1. Keep your mouth shut. Don't just tell random people how to get to the site. Keep that information restricted to piracy and datahoarding posts on forums. Only share that information on a personal level, if you share it at all.

2. Access the site through the site. Myrient's eventual replacement will not be a corporate outfit. There is no need to access the CDN through a back door.

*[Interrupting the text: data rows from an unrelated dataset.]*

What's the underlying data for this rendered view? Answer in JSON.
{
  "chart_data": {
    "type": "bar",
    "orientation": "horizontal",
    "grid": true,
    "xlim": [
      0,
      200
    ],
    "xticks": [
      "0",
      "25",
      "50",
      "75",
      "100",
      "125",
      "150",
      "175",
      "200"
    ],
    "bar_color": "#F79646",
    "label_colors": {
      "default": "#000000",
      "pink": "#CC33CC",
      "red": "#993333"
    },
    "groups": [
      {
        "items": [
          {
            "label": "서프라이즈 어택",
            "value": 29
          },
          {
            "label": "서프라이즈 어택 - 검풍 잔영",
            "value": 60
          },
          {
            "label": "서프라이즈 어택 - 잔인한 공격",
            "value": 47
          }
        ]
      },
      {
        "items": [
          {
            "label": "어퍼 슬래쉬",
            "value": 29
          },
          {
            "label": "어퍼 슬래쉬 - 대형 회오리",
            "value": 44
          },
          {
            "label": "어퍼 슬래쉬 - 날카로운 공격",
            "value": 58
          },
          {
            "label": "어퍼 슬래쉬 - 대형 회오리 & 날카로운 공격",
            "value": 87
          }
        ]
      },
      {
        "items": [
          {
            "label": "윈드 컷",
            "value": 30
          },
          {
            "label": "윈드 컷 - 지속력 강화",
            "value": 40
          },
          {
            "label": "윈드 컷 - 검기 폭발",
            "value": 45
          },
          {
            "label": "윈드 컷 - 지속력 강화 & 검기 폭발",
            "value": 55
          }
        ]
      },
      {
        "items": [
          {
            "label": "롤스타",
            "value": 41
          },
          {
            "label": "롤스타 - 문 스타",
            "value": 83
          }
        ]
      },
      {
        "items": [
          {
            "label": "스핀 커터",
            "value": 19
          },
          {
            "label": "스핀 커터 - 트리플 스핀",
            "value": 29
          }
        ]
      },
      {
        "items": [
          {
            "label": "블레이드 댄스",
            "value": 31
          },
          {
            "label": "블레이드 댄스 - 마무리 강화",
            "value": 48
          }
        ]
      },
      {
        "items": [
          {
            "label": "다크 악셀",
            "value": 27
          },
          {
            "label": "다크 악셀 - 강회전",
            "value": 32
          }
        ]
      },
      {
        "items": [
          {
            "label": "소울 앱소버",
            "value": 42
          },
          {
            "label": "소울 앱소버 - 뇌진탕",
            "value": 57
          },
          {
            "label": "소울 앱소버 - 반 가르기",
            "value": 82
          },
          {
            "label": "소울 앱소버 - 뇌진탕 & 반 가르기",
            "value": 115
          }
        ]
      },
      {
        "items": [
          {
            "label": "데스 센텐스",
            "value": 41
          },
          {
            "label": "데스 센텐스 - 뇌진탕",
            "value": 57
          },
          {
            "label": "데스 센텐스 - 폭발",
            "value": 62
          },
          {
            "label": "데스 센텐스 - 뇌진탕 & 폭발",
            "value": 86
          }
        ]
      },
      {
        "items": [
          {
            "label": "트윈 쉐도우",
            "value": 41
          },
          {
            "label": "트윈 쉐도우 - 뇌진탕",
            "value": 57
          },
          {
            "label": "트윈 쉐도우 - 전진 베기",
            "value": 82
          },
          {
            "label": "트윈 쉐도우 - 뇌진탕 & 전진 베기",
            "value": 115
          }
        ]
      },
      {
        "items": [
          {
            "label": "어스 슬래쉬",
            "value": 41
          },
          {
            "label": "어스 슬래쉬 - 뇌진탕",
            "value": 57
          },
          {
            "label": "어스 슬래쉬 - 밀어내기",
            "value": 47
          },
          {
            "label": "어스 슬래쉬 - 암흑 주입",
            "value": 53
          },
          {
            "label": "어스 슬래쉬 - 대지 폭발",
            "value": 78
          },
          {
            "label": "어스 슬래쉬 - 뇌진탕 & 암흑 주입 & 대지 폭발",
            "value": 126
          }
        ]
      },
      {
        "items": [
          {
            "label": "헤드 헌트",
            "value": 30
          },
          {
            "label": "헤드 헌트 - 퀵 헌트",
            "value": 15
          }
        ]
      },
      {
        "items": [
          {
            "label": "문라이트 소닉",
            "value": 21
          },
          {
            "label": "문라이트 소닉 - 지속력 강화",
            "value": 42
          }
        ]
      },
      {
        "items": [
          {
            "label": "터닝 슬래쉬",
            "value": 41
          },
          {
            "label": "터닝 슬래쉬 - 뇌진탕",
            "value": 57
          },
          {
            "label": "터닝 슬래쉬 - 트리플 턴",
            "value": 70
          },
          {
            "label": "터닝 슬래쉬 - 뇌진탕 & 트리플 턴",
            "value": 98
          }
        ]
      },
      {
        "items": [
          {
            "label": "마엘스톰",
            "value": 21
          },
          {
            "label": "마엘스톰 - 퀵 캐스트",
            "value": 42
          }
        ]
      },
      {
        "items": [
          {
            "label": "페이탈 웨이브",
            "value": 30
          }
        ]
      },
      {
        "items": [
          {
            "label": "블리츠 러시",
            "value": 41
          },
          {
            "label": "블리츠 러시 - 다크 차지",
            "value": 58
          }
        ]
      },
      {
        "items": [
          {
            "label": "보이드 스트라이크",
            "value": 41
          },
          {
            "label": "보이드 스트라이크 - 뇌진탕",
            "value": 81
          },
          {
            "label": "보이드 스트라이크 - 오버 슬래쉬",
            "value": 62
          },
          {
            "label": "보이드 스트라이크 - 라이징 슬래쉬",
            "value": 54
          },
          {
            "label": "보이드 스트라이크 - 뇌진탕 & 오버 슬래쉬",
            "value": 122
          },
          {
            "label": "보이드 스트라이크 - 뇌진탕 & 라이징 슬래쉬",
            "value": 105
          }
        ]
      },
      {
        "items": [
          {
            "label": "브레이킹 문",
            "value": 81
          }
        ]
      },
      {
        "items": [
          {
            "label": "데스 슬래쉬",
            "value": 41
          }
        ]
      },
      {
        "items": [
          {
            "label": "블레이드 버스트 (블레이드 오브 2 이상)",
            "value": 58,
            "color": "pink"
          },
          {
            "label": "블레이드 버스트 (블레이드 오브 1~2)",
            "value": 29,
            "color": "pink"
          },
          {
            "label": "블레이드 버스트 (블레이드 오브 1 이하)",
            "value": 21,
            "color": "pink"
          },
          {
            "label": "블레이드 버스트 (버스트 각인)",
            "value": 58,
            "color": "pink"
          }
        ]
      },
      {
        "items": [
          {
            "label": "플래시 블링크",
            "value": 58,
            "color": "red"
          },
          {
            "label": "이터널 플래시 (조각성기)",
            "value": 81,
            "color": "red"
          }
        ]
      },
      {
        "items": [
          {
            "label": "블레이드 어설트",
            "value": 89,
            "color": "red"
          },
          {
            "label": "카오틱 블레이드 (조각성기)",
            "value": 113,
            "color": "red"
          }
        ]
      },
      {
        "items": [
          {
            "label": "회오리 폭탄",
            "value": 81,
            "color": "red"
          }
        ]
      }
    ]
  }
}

I mean, unless they start behaving capitalistic (like putting adverts in, requiring a proprietary installer, charging a subscription fee, anti-consumer shit like that).

3. STOP USING AI. This is the big one. We're all providing a demand for this useless service because thinking and creating are hard for some reason. There's no way to stop the huge corporate outfits doing their AI research and training, but it's actually pretty easy to ignore the consumer-facing prompts, like Midjourney, ChatGPT, Mistral, and that lot. Just go the extra mile and do the work yourself. You'll feel better about yourself afterward and you won't be contributing to the downfall of the independent internet.

In the meantime however, only Myrient will be affected. Fortunately, hShop will remain in operation. I would ordinarily recommend that you descend upon the website and do all the downloading you can, but not this time. A huge spike in bandwidth is not what the site needs right now. So, if you haven't heard of the site before or you're good on game archiving right now, leave it be. However, those of us with pro-datahoarding rigs and VPNs, it's time to return all that content to the Internet Archive, under different names. We've already discussed this.